A far easier way of dealing with this tricky concept, however, would be an L1 explanation by the teacher with plenty of translation and comparisons to the students’ language. An explanation like that wouldn’t be very interesting for an observer to watch, but there is every reason to believe that it would be a) much quicker, and b) much more effective in achieving the aims of the lesson. And of course, the quicker the students manage to understand the concept and meaning of the language point, the quicker they can get to work practicing it, which means that far more of the lesson can be dedicated to learning how to use new language instead of wasting time trying to figure out what it means.
Please do not get me wrong; I am not saying that teachers should just stand at the front and explain everything to students using their language. What I am saying, however, is that teachers should not be afraid to do that from time to time when they judge it to be appropriate. Neither am I saying that eliciting and self-discovery are not effective methods of instruction. Clearly they are, but not to the extent that they negate the need for a simple explanation or, as it used to be called, “teaching” from time to time.
Of course, I doubt that anyone would recommend using stand-at-the-front explanations too much during teacher training courses or observed lessons, although I cannot help wondering why this should be so. I think there tends to be an assumption that “anyone can just explain; we want to see what other clever methods you can come up with.” Personally, I do not think that this is true. In my experience, very few people are good explainers. Explaining something well is an art form that requires extensive practice and experience. If you don’t believe me, just ask Betty Azar how many times she has had to rewrite or revise the explanations in her grammar books!
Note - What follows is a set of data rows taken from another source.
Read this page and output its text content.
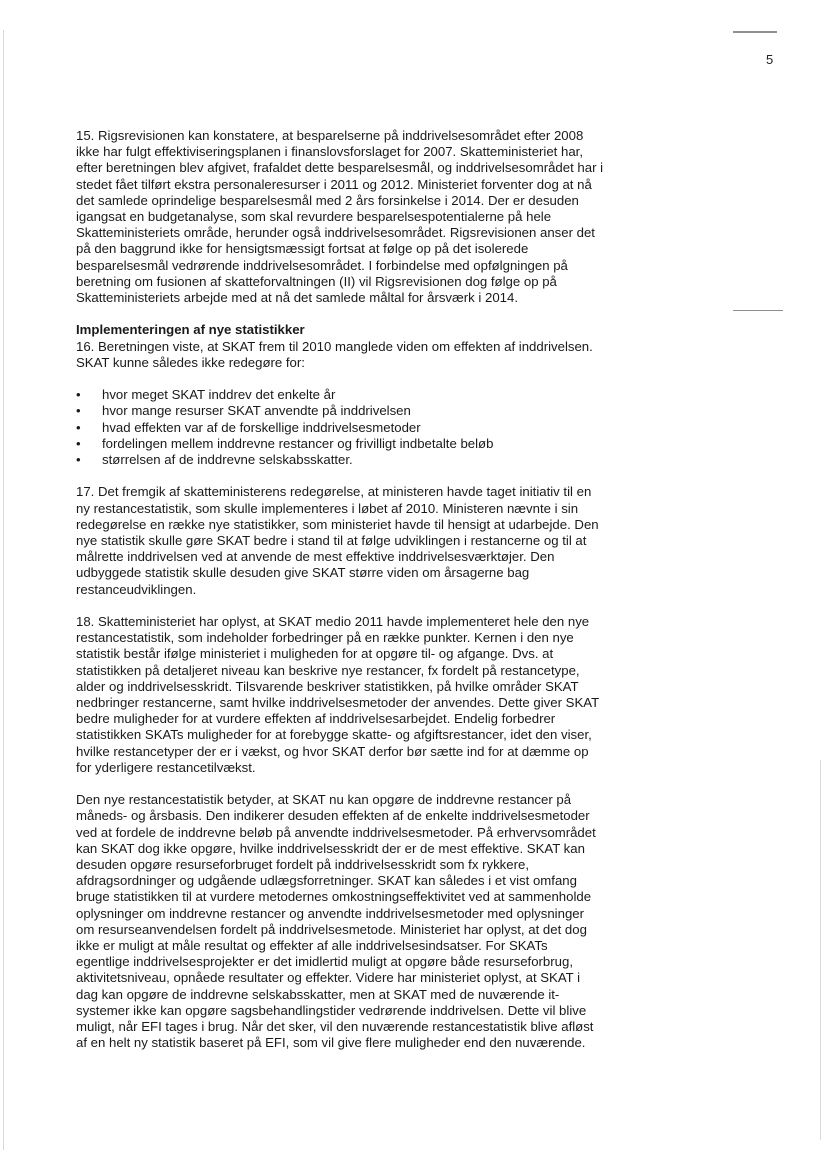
5

15. Rigsrevisionen kan konstatere, at besparelserne på inddrivelsesområdet efter 2008 ikke har fulgt effektiviseringsplanen i finanslovsforslaget for 2007. Skatteministeriet har, efter beretningen blev afgivet, frafaldet dette besparelsesmål, og inddrivelsesområdet har i stedet fået tilført ekstra personaleresurser i 2011 og 2012. Ministeriet forventer dog at nå det samlede oprindelige besparelsesmål med 2 års forsinkelse i 2014. Der er desuden igangsat en budgetanalyse, som skal revurdere besparelsespotentialerne på hele Skatteministeriets område, herunder også inddrivelsesområdet. Rigsrevisionen anser det på den baggrund ikke for hensigtsmæssigt fortsat at følge op på det isolerede besparelsesmål vedrørende inddrivelsesområdet. I forbindelse med opfølgningen på beretning om fusionen af skatteforvaltningen (II) vil Rigsrevisionen dog følge op på Skatteministeriets arbejde med at nå det samlede måltal for årsværk i 2014.

Implementeringen af nye statistikker

16. Beretningen viste, at SKAT frem til 2010 manglede viden om effekten af inddrivelsen. SKAT kunne således ikke redegøre for:

• hvor meget SKAT inddrev det enkelte år
• hvor mange resurser SKAT anvendte på inddrivelsen
• hvad effekten var af de forskellige inddrivelsesmetoder
• fordelingen mellem inddrevne restancer og frivilligt indbetalte beløb
• størrelsen af de inddrevne selskabsskatter.

17. Det fremgik af skatteministerens redegørelse, at ministeren havde taget initiativ til en ny restancestatistik, som skulle implementeres i løbet af 2010. Ministeren nævnte i sin redegørelse en række nye statistikker, som ministeriet havde til hensigt at udarbejde. Den nye statistik skulle gøre SKAT bedre i stand til at følge udviklingen i restancerne og til at målrette inddrivelsen ved at anvende de mest effektive inddrivelsesværktøjer. Den udbyggede statistik skulle desuden give SKAT større viden om årsagerne bag restanceudviklingen.

18. Skatteministeriet har oplyst, at SKAT medio 2011 havde implementeret hele den nye restancestatistik, som indeholder forbedringer på en række punkter. Kernen i den nye statistik består ifølge ministeriet i muligheden for at opgøre til- og afgange. Dvs. at statistikken på detaljeret niveau kan beskrive nye restancer, fx fordelt på restancetype, alder og inddrivelsesskridt. Tilsvarende beskriver statistikken, på hvilke områder SKAT nedbringer restancerne, samt hvilke inddrivelsesmetoder der anvendes. Dette giver SKAT bedre muligheder for at vurdere effekten af inddrivelsesarbejdet. Endelig forbedrer statistikken SKATs muligheder for at forebygge skatte- og afgiftsrestancer, idet den viser, hvilke restancetyper der er i vækst, og hvor SKAT derfor bør sætte ind for at dæmme op for yderligere restancetilvækst.

Den nye restancestatistik betyder, at SKAT nu kan opgøre de inddrevne restancer på måneds- og årsbasis. Den indikerer desuden effekten af de enkelte inddrivelsesmetoder ved at fordele de inddrevne beløb på anvendte inddrivelsesmetoder. På erhvervsområdet kan SKAT dog ikke opgøre, hvilke inddrivelsesskridt der er de mest effektive. SKAT kan desuden opgøre resurseforbruget fordelt på inddrivelsesskridt som fx rykkere, afdragsordninger og udgående udlægsforretninger. SKAT kan således i et vist omfang bruge statistikken til at vurdere metodernes omkostningseffektivitet ved at sammenholde oplysninger om inddrevne restancer og anvendte inddrivelsesmetoder med oplysninger om resurseanvendelsen fordelt på inddrivelsesmetode. Ministeriet har oplyst, at det dog ikke er muligt at måle resultat og effekter af alle inddrivelsesindsatser. For SKATs egentlige inddrivelsesprojekter er det imidlertid muligt at opgøre både resurseforbrug, aktivitetsniveau, opnåede resultater og effekter. Videre har ministeriet oplyst, at SKAT i dag kan opgøre de inddrevne selskabsskatter, men at SKAT med de nuværende it-systemer ikke kan opgøre sagsbehandlingstider vedrørende inddrivelsen. Dette vil blive muligt, når EFI tages i brug. Når det sker, vil den nuværende restancestatistik blive afløst af en helt ny statistik baseret på EFI, som vil give flere muligheder end den nuværende.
The first barrier an explainer has to overcome is a phenomenon known as “the curse of knowledge.” The idea of this is that the minute you understand something, it becomes impossible for you to see it in the same way as a person who does not understand it. Obviously, the more time that goes by, the more of a problem this becomes. In addition, good explainers need to be able to come up with examples that clearly illustrate concepts and differences, they need to be able to sense when students are following and when they are not, and of course, they need to be able to deal “on the hoof” with the questions that will inevitably arise. All in all, I would suggest that providing useful and clear explanations is most definitely not just “something that anyone can do,” and if I were training teachers, I would want to see how well they handled this most crucial of teaching responsibilities.
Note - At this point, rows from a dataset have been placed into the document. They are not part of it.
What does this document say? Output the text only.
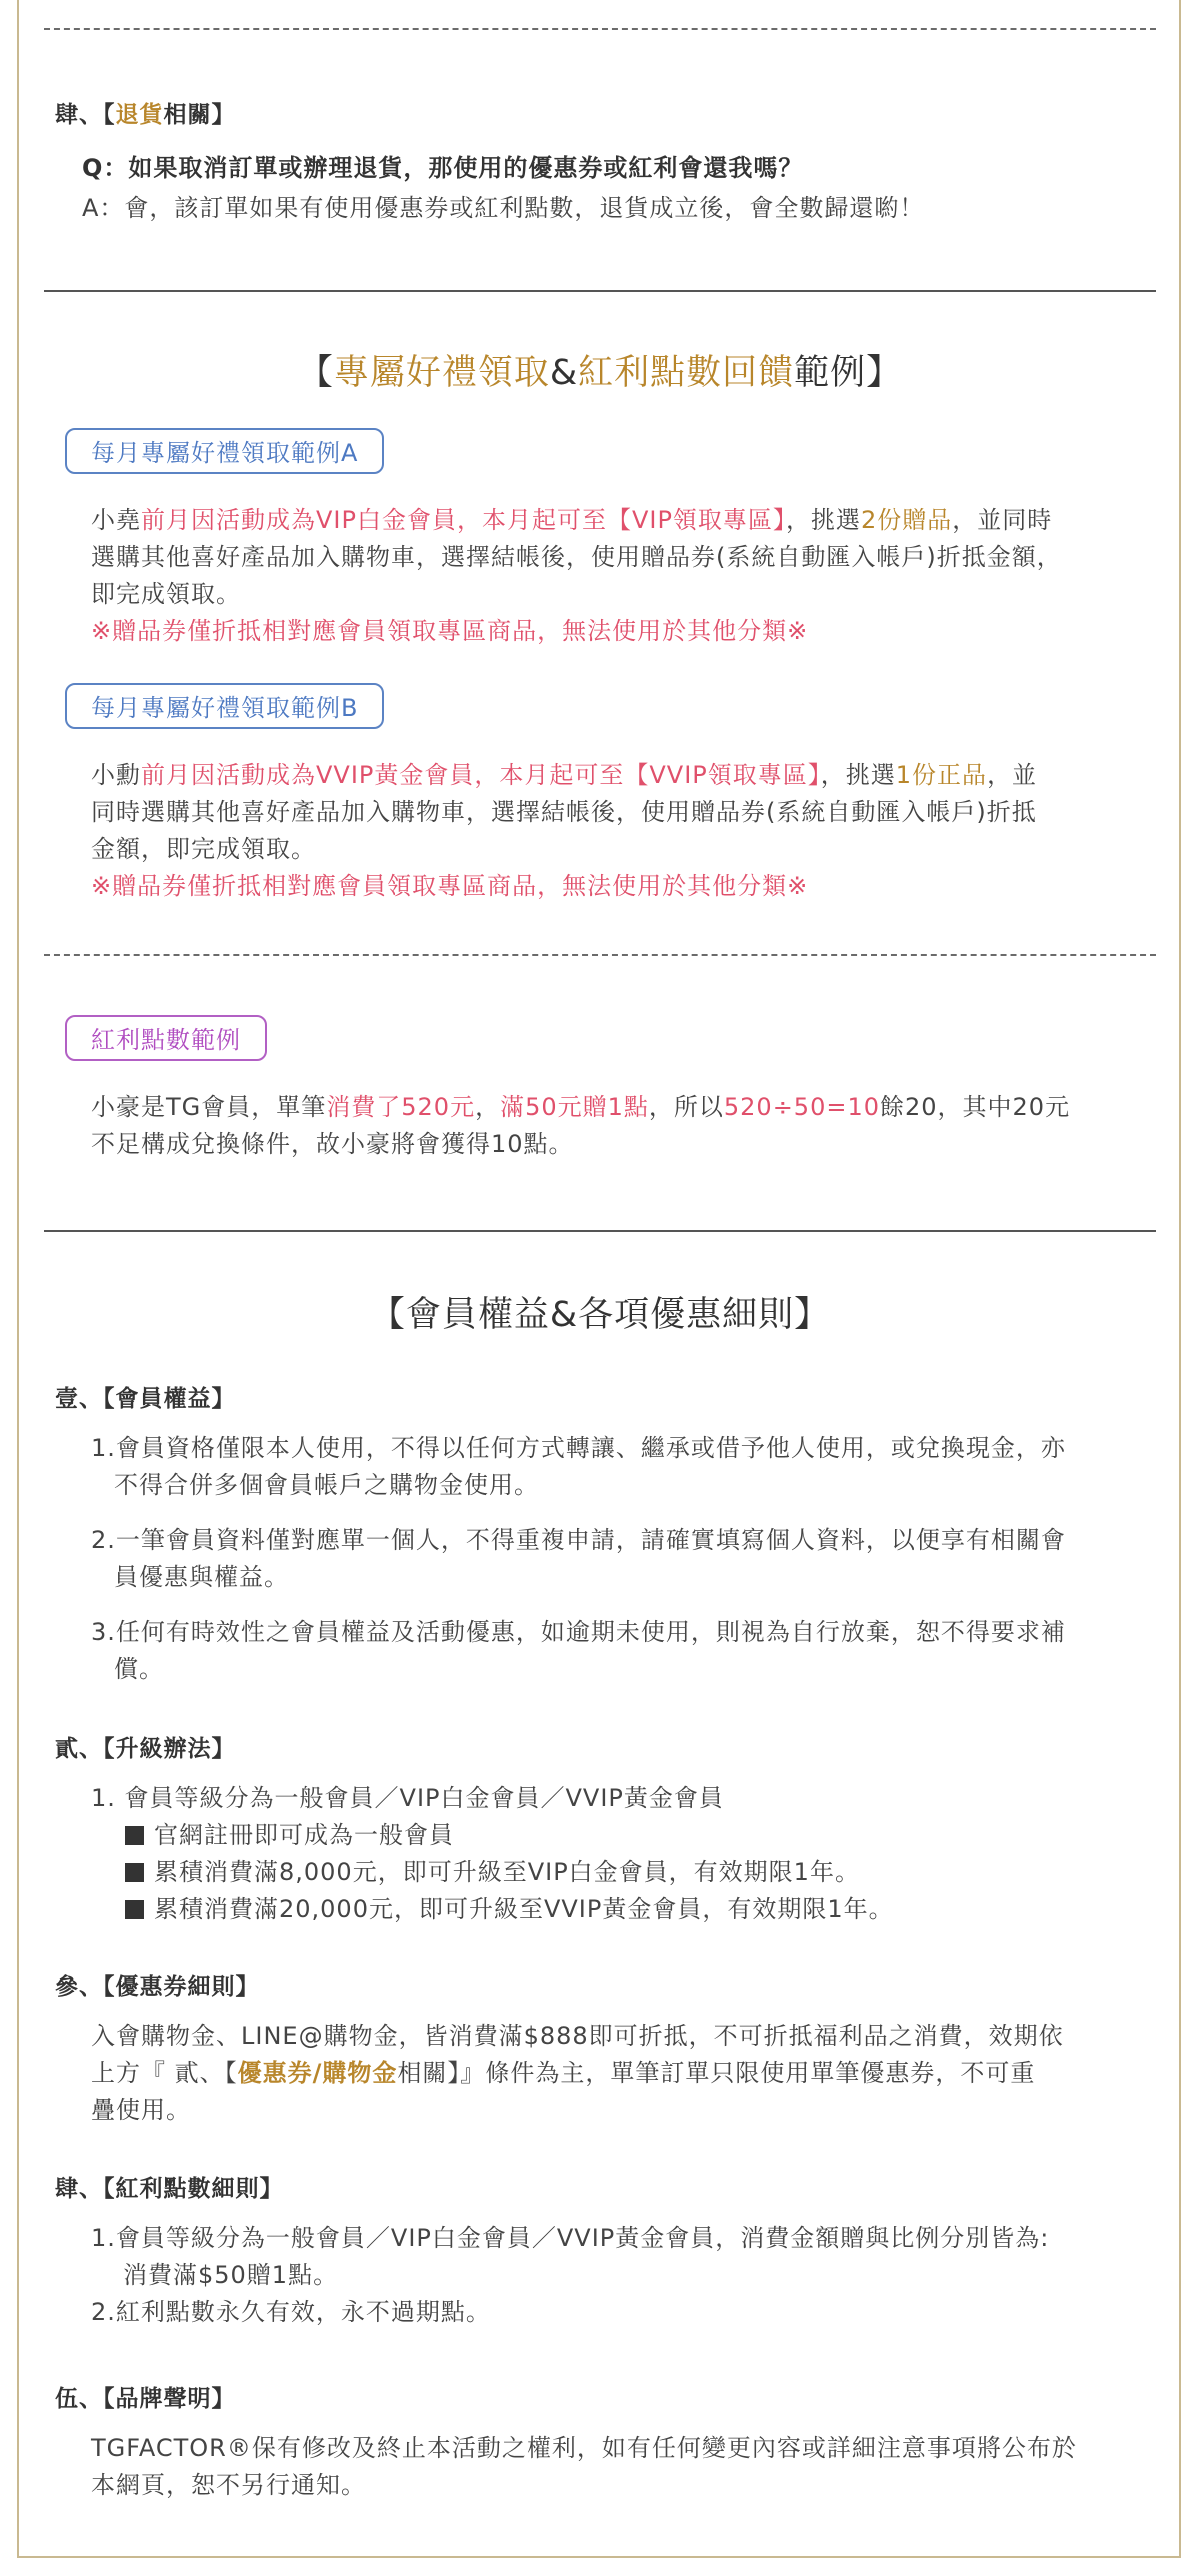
肆、【退貨相關】
Q：如果取消訂單或辦理退貨，那使用的優惠券或紅利會還我嗎？
A：會，該訂單如果有使用優惠券或紅利點數，退貨成立後，會全數歸還喲！
【專屬好禮領取&紅利點數回饋範例】
每月專屬好禮領取範例A
小堯前月因活動成為VIP白金會員，本月起可至【VIP領取專區】，挑選2份贈品，並同時
選購其他喜好產品加入購物車，選擇結帳後，使用贈品券(系統自動匯入帳戶)折抵金額，
即完成領取。
※贈品券僅折抵相對應會員領取專區商品，無法使用於其他分類※
每月專屬好禮領取範例B
小勳前月因活動成為VVIP黃金會員，本月起可至【VVIP領取專區】，挑選1份正品，並
同時選購其他喜好產品加入購物車，選擇結帳後，使用贈品券(系統自動匯入帳戶)折抵
金額，即完成領取。
※贈品券僅折抵相對應會員領取專區商品，無法使用於其他分類※
紅利點數範例
小豪是TG會員，單筆消費了520元，滿50元贈1點，所以520÷50=10餘20，其中20元
不足構成兌換條件，故小豪將會獲得10點。
【會員權益&各項優惠細則】
壹、【會員權益】
1.會員資格僅限本人使用，不得以任何方式轉讓、繼承或借予他人使用，或兌換現金，亦
不得合併多個會員帳戶之購物金使用。
2.一筆會員資料僅對應單一個人，不得重複申請，請確實填寫個人資料，以便享有相關會
員優惠與權益。
3.任何有時效性之會員權益及活動優惠，如逾期未使用，則視為自行放棄，恕不得要求補
償。
貳、【升級辦法】
1. 會員等級分為一般會員／VIP白金會員／VVIP黃金會員
官網註冊即可成為一般會員
累積消費滿8,000元，即可升級至VIP白金會員，有效期限1年。
累積消費滿20,000元，即可升級至VVIP黃金會員，有效期限1年。
參、【優惠券細則】
入會購物金、LINE@購物金，皆消費滿$888即可折抵，不可折抵福利品之消費，效期依
上方『 貳、【優惠券/購物金相關】』條件為主，單筆訂單只限使用單筆優惠券，不可重
疊使用。
肆、【紅利點數細則】
1.會員等級分為一般會員／VIP白金會員／VVIP黃金會員，消費金額贈與比例分別皆為:
消費滿$50贈1點。
2.紅利點數永久有效，永不過期點。
伍、【品牌聲明】
TGFACTOR®保有修改及終止本活動之權利，如有任何變更內容或詳細注意事項將公布於
本網頁，恕不另行通知。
So, while I fully agree with the need for teachers to develop a wide repertoire of instructional techniques, I hope that no one will be forced to do that at the expense of developing their ability to “just explain” the language to their students. And while it might not be the wisest thing to give L1 explanations during an observed lesson, no teacher should feel guilty about doing so in their regular lessons whenever they feel it is the right thing to do.